Listen to ‘The Lion’

Listen to ‘The Lion’

Benjamin Scheuer probes his past in the one-man musical “The Lion.” 

Photo courtesy Arena Stage
Benjamin Scheuer probes his past in the one-man musical “The Lion.” Photo courtesy Arena Stage

“Music is my spirituality,” said Benjamin Scheuer, the singer/songwriter/author of a heartbreaking and heartwarming one-man musical, “The Lion.” Music is also his saving grace.

“The Lion” runs through Sunday at City Theatre, where Scheuer uses six guitars to play and sing through 16 tightly entwined original songs. Together they tell his story — his truth — about love, loss and beating cancer.

Scheuer grew up in Larchmont, N.Y., immersed in music. “My father had a marvelous vinyl collection,” he said. “I still have most of it: Rolling Stones, Miles Davis, Oscar Peterson, John Coltrane, Steely Dan, Art Blakey, the Who, the Beatles. There was always music playing.”

When he was practicing for his bar mitzvah, the temple’s cantor said to him, somewhat disparagingly, “You know, you sing like you’re a musical theater performer.”

“I thought this was great,” Scheuer said. “In fact, theater and religion come from the exact same place, which is telling stories — telling stories of our ancestors, telling stories of wisdom we have gleaned.”

In “The Lion,” we get awash in nostalgia with “Cookie Tin Banjo,” a song about how his father, a Wall Street investment banker, taught him and his two brothers not just how to play a homemade instrument, but why to play music. We see and hear how the brothers grow, the family friction, and the sudden and devastating loss of their father.

It’s not that Scheuer had a rough time with his dad. “In the show I talk about that which is fraught in my relationship with my dad. The moments of tension in our relationship are so magnified because he died suddenly when I was 13 after a fight that we just had.”

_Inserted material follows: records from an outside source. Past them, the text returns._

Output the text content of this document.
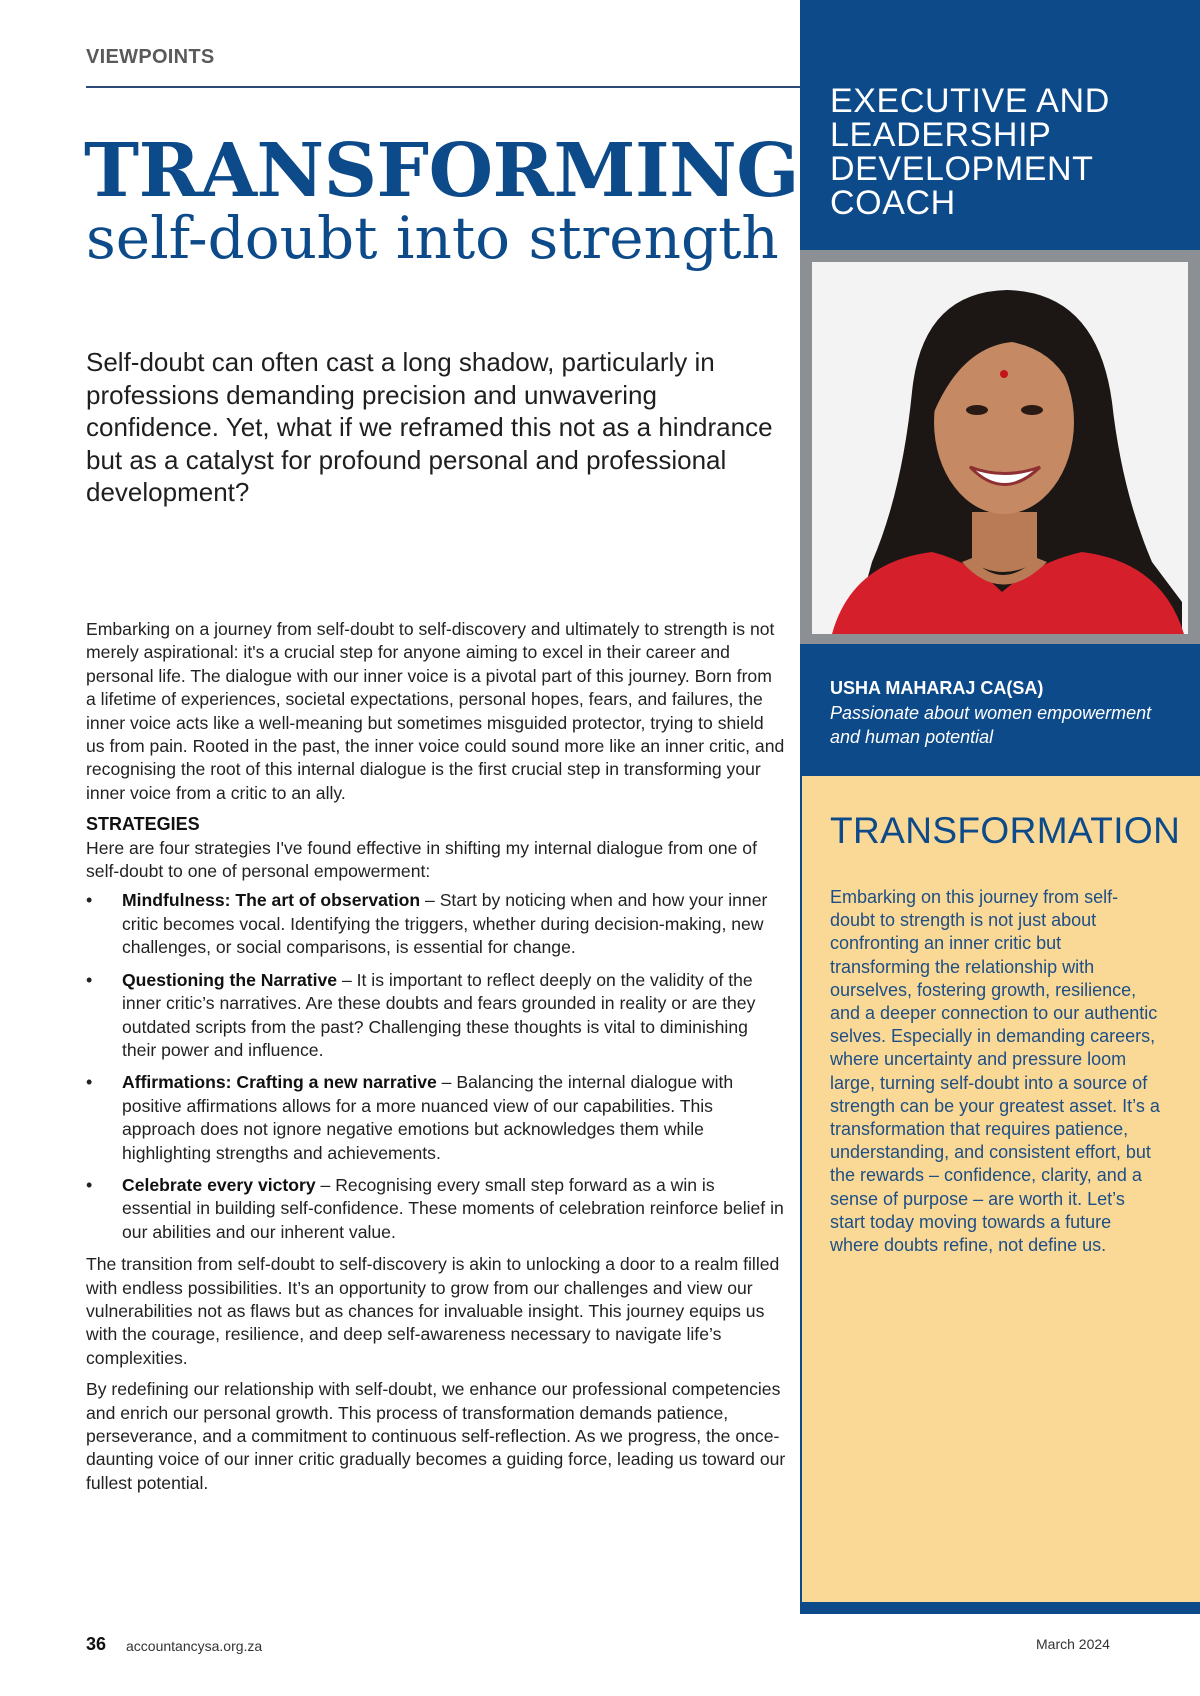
VIEWPOINTS
TRANSFORMING
self-doubt into strength
Self-doubt can often cast a long shadow, particularly in professions demanding precision and unwavering confidence. Yet, what if we reframed this not as a hindrance but as a catalyst for profound personal and professional development?

Embarking on a journey from self-doubt to self-discovery and ultimately to strength is not merely aspirational: it's a crucial step for anyone aiming to excel in their career and personal life. The dialogue with our inner voice is a pivotal part of this journey. Born from a lifetime of experiences, societal expectations, personal hopes, fears, and failures, the inner voice acts like a well-meaning but sometimes misguided protector, trying to shield us from pain. Rooted in the past, the inner voice could sound more like an inner critic, and recognising the root of this internal dialogue is the first crucial step in transforming your inner voice from a critic to an ally.

STRATEGIES

Here are four strategies I've found effective in shifting my internal dialogue from one of self-doubt to one of personal empowerment:

• Mindfulness: The art of observation – Start by noticing when and how your inner critic becomes vocal. Identifying the triggers, whether during decision-making, new challenges, or social comparisons, is essential for change.
• Questioning the Narrative – It is important to reflect deeply on the validity of the inner critic’s narratives. Are these doubts and fears grounded in reality or are they outdated scripts from the past? Challenging these thoughts is vital to diminishing their power and influence.
• Affirmations: Crafting a new narrative – Balancing the internal dialogue with positive affirmations allows for a more nuanced view of our capabilities. This approach does not ignore negative emotions but acknowledges them while highlighting strengths and achievements.
• Celebrate every victory – Recognising every small step forward as a win is essential in building self-confidence. These moments of celebration reinforce belief in our abilities and our inherent value.

The transition from self-doubt to self-discovery is akin to unlocking a door to a realm filled with endless possibilities. It’s an opportunity to grow from our challenges and view our vulnerabilities not as flaws but as chances for invaluable insight. This journey equips us with the courage, resilience, and deep self-awareness necessary to navigate life’s complexities.

By redefining our relationship with self-doubt, we enhance our professional competencies and enrich our personal growth. This process of transformation demands patience, perseverance, and a commitment to continuous self-reflection. As we progress, the once-daunting voice of our inner critic gradually becomes a guiding force, leading us toward our fullest potential.

EXECUTIVE AND LEADERSHIP DEVELOPMENT COACH
USHA MAHARAJ CA(SA)
Passionate about women empowerment and human potential
TRANSFORMATION
Embarking on this journey from self-doubt to strength is not just about confronting an inner critic but transforming the relationship with ourselves, fostering growth, resilience, and a deeper connection to our authentic selves. Especially in demanding careers, where uncertainty and pressure loom large, turning self-doubt into a source of strength can be your greatest asset. It’s a transformation that requires patience, understanding, and consistent effort, but the rewards – confidence, clarity, and a sense of purpose – are worth it. Let’s start today moving towards a future where doubts refine, not define us.
36 accountancysa.org.za	March 2024
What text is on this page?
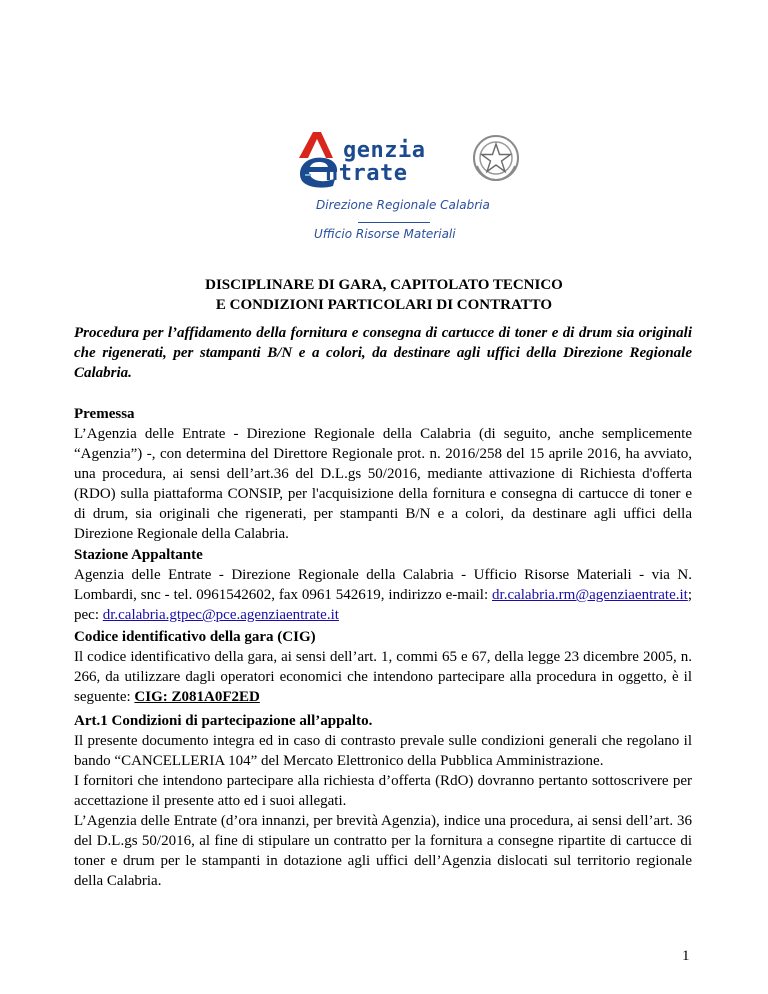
genzia
ntrate
Direzione Regionale Calabria
Ufficio Risorse Materiali
DISCIPLINARE DI GARA, CAPITOLATO TECNICO
E CONDIZIONI PARTICOLARI DI CONTRATTO
Procedura per l’affidamento della fornitura e consegna di cartucce di toner e di drum sia originali che rigenerati, per stampanti B/N e a colori, da destinare agli uffici della Direzione Regionale Calabria.
Premessa

L’Agenzia delle Entrate - Direzione Regionale della Calabria (di seguito, anche semplicemente “Agenzia”) -, con determina del Direttore Regionale prot. n. 2016/258 del 15 aprile 2016, ha avviato, una procedura, ai sensi dell’art.36 del D.L.gs 50/2016, mediante attivazione di Richiesta d'offerta (RDO) sulla piattaforma CONSIP, per l'acquisizione della fornitura e consegna di cartucce di toner e di drum, sia originali che rigenerati, per stampanti B/N e a colori, da destinare agli uffici della Direzione Regionale della Calabria.

Stazione Appaltante

Agenzia delle Entrate - Direzione Regionale della Calabria - Ufficio Risorse Materiali - via N. Lombardi, snc - tel. 0961542602, fax 0961 542619, indirizzo e-mail: dr.calabria.rm@agenziaentrate.it; pec: dr.calabria.gtpec@pce.agenziaentrate.it

Codice identificativo della gara (CIG)

Il codice identificativo della gara, ai sensi dell’art. 1, commi 65 e 67, della legge 23 dicembre 2005, n. 266, da utilizzare dagli operatori economici che intendono partecipare alla procedura in oggetto, è il seguente: CIG: Z081A0F2ED

Art.1 Condizioni di partecipazione all’appalto.

Il presente documento integra ed in caso di contrasto prevale sulle condizioni generali che regolano il bando “CANCELLERIA 104” del Mercato Elettronico della Pubblica Amministrazione.

I fornitori che intendono partecipare alla richiesta d’offerta (RdO) dovranno pertanto sottoscrivere per accettazione il presente atto ed i suoi allegati.

L’Agenzia delle Entrate (d’ora innanzi, per brevità Agenzia), indice una procedura, ai sensi dell’art. 36 del D.L.gs 50/2016, al fine di stipulare un contratto per la fornitura a consegne ripartite di cartucce di toner e drum per le stampanti in dotazione agli uffici dell’Agenzia dislocati sul territorio regionale della Calabria.

1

For decades, Scheuer carried around guilt that he somehow was responsible for his father’s death. “Now, if he had lived another week, it all would have been settled and things would have been fine,” he said. “But because he didn’t and because I had upset him and he died, I naturally made the connection that I stressed my father out and I somehow was responsible for his death.”

It was in writing this show, more than 20 years later, that Scheuer finally came to terms with his dad and released the guilt. In “The Lion” Scheuer also discusses his intense love affair with a now-former girlfriend, Julia, for whom he wrote both his “meet-cute” ballad, “Lovin’ You Will Be Easy,” and “Invisible Cities,” about the growing distance in their eventually dysfunctional relationship.

And then, as he tells it, a slip and fall in Grand Central Station takes him to a doctor where routine X-rays reveal he has Stage 4 non-Hodgkin’s lymphoma. He found a way to make his six-month course of chemotherapy, with its potent cocktail of immune and cancer-killing drugs, extreme weight loss and delirium, into an artistic venture. A photographer documented the changes his body went through, and he kept a journal, mostly about his medical statistics.

But at one point, on re-reading, he found a paragraph in which he wrote, “I want to write a song called ‘The Lion.’”

“I can’t tell you why I wrote that,” he admitted, but it settled into his system. As a songwriter, he tries to write every day; he believes art-making is as much about craftsmanship as it is about inspiration. On the day we spoke, he announced he had written a new song. “It’s not ready yet, but it’s coming along.”

His song “The Lion” took longer. It has both a musical hook and a powerful but poignant statement of self-actualization: “I always show my teeth when I am smiling/I always say I love you when I’m sure./Inside my gentle paws I’ve got some devastating claws/and I’m learning what it means to really roar.”

These days, beyond a year-long national tour with “The Lion,” Scheuer is writing two new musicals, and releasing both video and album versions of “The Lion” this month. He envisions himself as a 21st century musical theater performer, though growing up his biggest wish was to play guitar like Eddie Van Halen.

As loquacious as Scheuer is in his show, there is a matter-of-factness to his stage presence, though not to his dress. He wears a beautiful bespoke suit and crisp white shirt, a nod to his high school years in London, his mother’s hometown, which is both sentimental and endearing.

“This is what I’ve always done: play the guitar, sit around and talk to people, write about what’s been going on in my life and sing those songs,” he said.

The fine suits? While he was going through chemotherapy and treatment, the only thing he found he could control in his life were the clothes he put on every morning. He made it a point to dress well, even if he looked horribly gaunt.

Since that first homemade banjo his father made for him as a toddler, music has been his source of strength, of expression, of creativity and, now, ultimately of healing. He sings, plays and tells his story, like its title suggests, with a roar.